The centuries-old development of the Bulgarian people is clearly evident in its mastery. Few people know more about the traditional Bulgarian craft – bell-making , in which wrought or cast metal bells, bell-ringers, vats and church bells are made.
Bell-ringing is not an officially regulated subject in a school or a craft that is taught among master craftsmen. This means that no exam is taken and no master certificates are issued.
Bells were first made in the twentieth century and were called “Thracians”, but due to their “bad voice” their demand was not great. Other species are the “horned” and the most produced “round” bells.
It is believed that the craft originated thanks to cattle breeding, developed mainly in the mountainous regions of Bulgaria. The bells are attached to one or two leaders of the herd, which helps the animals not to get lost. They are also used for signaling – when they chatter, the animals gather, and when there is silence, they scatter. In addition, the different tones of the bells allow farmers to recognize their flocks.

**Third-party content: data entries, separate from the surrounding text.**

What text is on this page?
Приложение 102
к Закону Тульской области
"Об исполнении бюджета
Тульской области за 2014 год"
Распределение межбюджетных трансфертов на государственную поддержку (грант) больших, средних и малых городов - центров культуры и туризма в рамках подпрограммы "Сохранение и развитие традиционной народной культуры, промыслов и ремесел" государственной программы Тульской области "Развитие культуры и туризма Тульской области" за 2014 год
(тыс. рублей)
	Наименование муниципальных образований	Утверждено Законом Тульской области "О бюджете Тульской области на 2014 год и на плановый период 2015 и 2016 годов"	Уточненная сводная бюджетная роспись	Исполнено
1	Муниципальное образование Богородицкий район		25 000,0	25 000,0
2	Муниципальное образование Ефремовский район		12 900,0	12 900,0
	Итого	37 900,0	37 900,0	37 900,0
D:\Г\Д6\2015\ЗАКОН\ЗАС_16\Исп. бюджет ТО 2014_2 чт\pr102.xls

Chans are also used in the clothes of mummers, because Bulgarians believe that their ringing drives away evil spirits and causes fertility and prosperity in the new year.
The workshop of the masters of bells is usually a large room. This is necessary because of all the tools that are stored there – iron sheet, chimney with bellows, table for cutting sheet metal, scissors, iron molds – “cups” for cold hammering, molds for hot hammering, anvils and yorks, hammers and more.
To reach its final appearance, the bell goes through numerous, precise operations. Perhaps the most difficult part of the work is welding, because the voice of the bell is determined by how it is done, by the mouth of the bell and by the thickness of the sheet metal. Welding is done with a combination of bronze, borax, salt and yellow soil from which a slurry is made, the bell is smeared and heated until the mixture melts. The final touch is the placement of the language and, of course, the testing of the “voice”, which to this day immerses the souls of generations of Bulgarians in nostalgia for the Bulgarian centuries-old traditions.